Traditional machine learning was initiated from pattern recognition and the theory that computers can learn without being programmed to perform specific tasks and can learn from data.The theory is also known as Computational Learning Theory (CoLT). The goal of this theory is to aid in the design of better automated learning methods and to understand fundamental issues in the learning process itself (Aggrwal and Bhatia, 2015).

The other discipline that ML is guided by is Statistical Learning Theory (SLT). CoLT focuses on studying learn-ability, or what functions/features are necessary to make a given task learn-able for an algorithm whereas SLT focuses on making predictions and studying/improving the accuracy of the model (Luxburg and Scholkopf, 2008) .
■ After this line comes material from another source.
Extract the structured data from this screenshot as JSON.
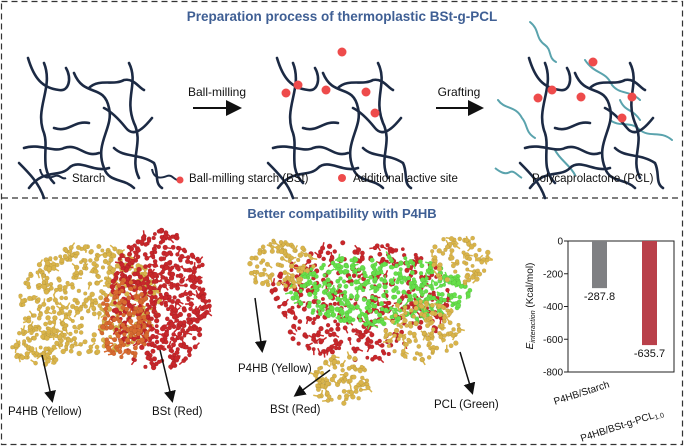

According to  Schelldorfer (2019) principles applied for machine learning models are:

Data Related Principle
  • Choice of appropriate data features: Selecting a feature that contributes most to a prediction variable or output. This will ensure high accuracy of the model.
  • Data quality and governance:  Data quality refers to preprocessing of data like data cleansing, validity of data where several models can be created whereas governance deals with security and privacy, integrity, usability, integration, compliance, availability, roles and responsibilities, and overall management of the internal and external data flows within an organization.
  • Feature engineering: Feature engineering, the process creating new input features for machine learning, is one of the most effective ways to improve predictive models. Through feature engineering, one can isolate key information, highlight patterns, and bring in domain expertise.
Model Development Principles
  • Performance metrics: Different performance metrics are used to evaluate different Machine Learning Algorithms. For example a classifier used to distinguish between images of different objects;  classification performance metrics such as, Log-Loss, Accuracy, AUC can be used.
  • Model validation:  In machine learning, model validation is referred to as the process where a trained model is evaluated with a testing data set. The testing data set is a separate portion of the same data set from which the training set is derived.
  • Model calibration: Calibration is the iterative process of comparing the model with real system, revising the model if necessary, comparing again, until a model is accepted (validated).
  • Model uncertainty: Applied machine learning requires getting comfortable with uncertainty. Uncertainty means working with imperfect or incomplete information. The solution to uncertainty is systematically evaluate different solutions until a good or good-enough set of features and/or algorithm is discovered for a specific prediction problem.
  • Robustness: Robust is a characteristic describing a model's, test's or system's ability to effectively perform while its variables or assumptions are altered, in order for a robust concept to operate without failure under a variety of conditions. In general, being robust means a system can handle variability and remain effective.
Usage Principles
  • Fit for purpose
  • Explainability
  • Recalibration
  • Change Management
Governance Principles
  • Reproducibility and Auditability
The principles and goals define the criteria that should be included while developing a machine learning algorithm. Therefore, I will focus on including principles while creating a model for this project and set to confirm all the goals have been achieved.